Immer mehr ohne Job

100.000er-Marke überschritten: Anders als im Rest der Republik steigt die Arbeitslosigkeit in Hamburg weiter. Opposition wirft Senat „Versagen“ vor

von Eva Weikert

Entgegen dem Bundestrend ist in Hamburg die Arbeitslosigkeit im vergangenen Monat weiter angestiegen. Zugleich wurde erstmals die 100.000er-Marke überschritten. Im Mai kletterte die Zahl der Arbeitslosen in der Stadt um 2.771 oder 2,8 Prozent auf 101.794, wie die Arbeitsagentur gestern mitteilte. „Und sie wird noch weiter steigen“, kündigte Agenturchef Rolf Steil an.

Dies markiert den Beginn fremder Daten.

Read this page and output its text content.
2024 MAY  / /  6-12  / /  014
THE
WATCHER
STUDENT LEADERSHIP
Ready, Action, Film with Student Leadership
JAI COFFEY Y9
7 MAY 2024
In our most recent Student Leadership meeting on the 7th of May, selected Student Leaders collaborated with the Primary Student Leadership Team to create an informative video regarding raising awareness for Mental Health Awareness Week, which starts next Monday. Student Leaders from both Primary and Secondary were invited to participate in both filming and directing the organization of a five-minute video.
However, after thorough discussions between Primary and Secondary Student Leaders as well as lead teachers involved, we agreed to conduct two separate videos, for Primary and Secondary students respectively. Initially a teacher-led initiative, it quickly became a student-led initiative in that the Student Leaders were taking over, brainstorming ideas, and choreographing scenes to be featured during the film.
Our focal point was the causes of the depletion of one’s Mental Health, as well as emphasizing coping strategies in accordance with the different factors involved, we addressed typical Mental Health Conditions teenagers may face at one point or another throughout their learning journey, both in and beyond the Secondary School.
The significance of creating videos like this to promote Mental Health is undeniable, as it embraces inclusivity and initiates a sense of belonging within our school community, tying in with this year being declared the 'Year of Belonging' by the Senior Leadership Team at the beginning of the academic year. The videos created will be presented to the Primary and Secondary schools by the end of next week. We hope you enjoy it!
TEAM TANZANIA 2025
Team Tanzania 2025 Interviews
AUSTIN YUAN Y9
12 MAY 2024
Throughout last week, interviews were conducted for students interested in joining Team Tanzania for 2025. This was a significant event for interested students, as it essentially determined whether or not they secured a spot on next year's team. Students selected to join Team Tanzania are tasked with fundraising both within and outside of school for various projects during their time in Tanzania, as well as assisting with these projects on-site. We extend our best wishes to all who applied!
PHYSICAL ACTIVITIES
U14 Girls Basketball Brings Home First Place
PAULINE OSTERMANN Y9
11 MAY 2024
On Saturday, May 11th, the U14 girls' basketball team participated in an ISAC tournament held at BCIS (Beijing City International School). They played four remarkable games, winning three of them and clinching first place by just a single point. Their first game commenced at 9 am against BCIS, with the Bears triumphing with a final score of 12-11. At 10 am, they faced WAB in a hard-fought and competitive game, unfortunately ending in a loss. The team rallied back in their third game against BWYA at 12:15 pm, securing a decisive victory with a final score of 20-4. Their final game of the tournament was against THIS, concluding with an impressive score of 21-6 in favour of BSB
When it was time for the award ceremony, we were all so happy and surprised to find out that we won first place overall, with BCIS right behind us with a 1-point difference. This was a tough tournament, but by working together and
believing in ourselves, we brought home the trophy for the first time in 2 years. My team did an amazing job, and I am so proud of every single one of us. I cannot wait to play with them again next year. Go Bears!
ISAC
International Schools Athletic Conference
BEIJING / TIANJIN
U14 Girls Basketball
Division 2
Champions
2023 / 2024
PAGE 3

Ohnehin hat Hamburg schon jetzt noch 7.000 Arbeitslose mehr: So viele Menschen machen zurzeit einen der befristeten Ein-Euro-Jobs und werden in der Statistik nicht mitgezählt.

Hamburg ist das einzige Bundesland, dass im Mai eine Zunahme der Arbeitslosigkeit verzeichnet. Im Rest der Republik sank die Zahl der Menschen ohne Job im Schnitt um 3,2 Prozent auf insgesamt 4.806.589. Im Vergleich zum Mai des Vorjahres waren bundesweit zwölf Prozent mehr Menschen arbeitslos gemeldet, in Hamburg mit 21,2 Prozent fast doppelt so viele. Die Arbeitslosenquote in der Stadt ging um 0,3 Punkte auf 11,7 Prozent hoch. Zwei Drittel der Hamburger Arbeitslosen sind mehr als ein Jahr ohne Job und kriegen nur die 345-Euro-Einheitsstütze ALG II. Die größten Gruppen unter allen Arbeitslosen stellen Arbeiter, Frauen und Migranten.

Die steigenden Zahlen, beschwichtigte Behördenchef Steil, seien „kein Drama, sondern ein Erfassungsthema“. Grund für den weiteren Anstieg sei die Neuordnung des Stützesystems durch das Hartz-IV-Gesetz. Demnach werden seit dem Jahreswechsel erwerbsfähige Sozialhilfeempfänger in die Arbeitsvermittlung einbezogen.

Die Stadt hat bisher etwa 90 Prozent ihrer frühreren Sozialhilfeempfänger als erwerbsfähig deklariert, die statt Stütze von der Kommune nun ALG II vom Bund bekommen. Die Neuzugänge in der Statistik seien ausschließlich frühere Sozialhilfeempfänger, so Steil. Gegenüber anderen Ländern habe sich deren Erfassung hier „verzögert“.

Mit Blick auf einen möglichen Regierungswechsel im Herbst äußerte Steil zwei „Wünsche“. Zum einen sei der Begriff der Erwerbsfähigkeit „näher an der Verfügbarkeit zu definieren. Wir schleppen viele Kranke in der Arge mit, die in einem halben Jahr nicht wieder fit sind.“ Um mehr Jobs zu generieren, müssten zugleich vor allem einfache Tätigkeiten „billiger werden“, sprich: Löhne und Nebenkosten gesenkt werden, so der Beamte.

Die Opposition macht den CDU-Senat für die sich zuspitzende Krise verantwortlich: Mit den jünsten Zahlen nähere sich Hamburg „endlich der Wahrheit an“, reagierte die GAL-Fraktion. Der Senat habe in der Arbeitsmarktpolitik „versagt“.

Das meint auch die SPD. Hartz IV „deckt erst das wahre Ausmaß der versteckten Arbeitslosigkeit auf“, so der Abgeordnete Hans-Christoff Dees. „Damit zeigt sich, dass die CDU-Kürzung der Mittel für aktive Arbeitsmarktpolitik um 43,7 Millionen Euro seit 2002 auf Kosten der Betroffenen gegangen ist.“ Die Millionen-Einsparungen der Stadt durch Hartz IV müssten jetzt in die Schaffung von Jobs investiert werden.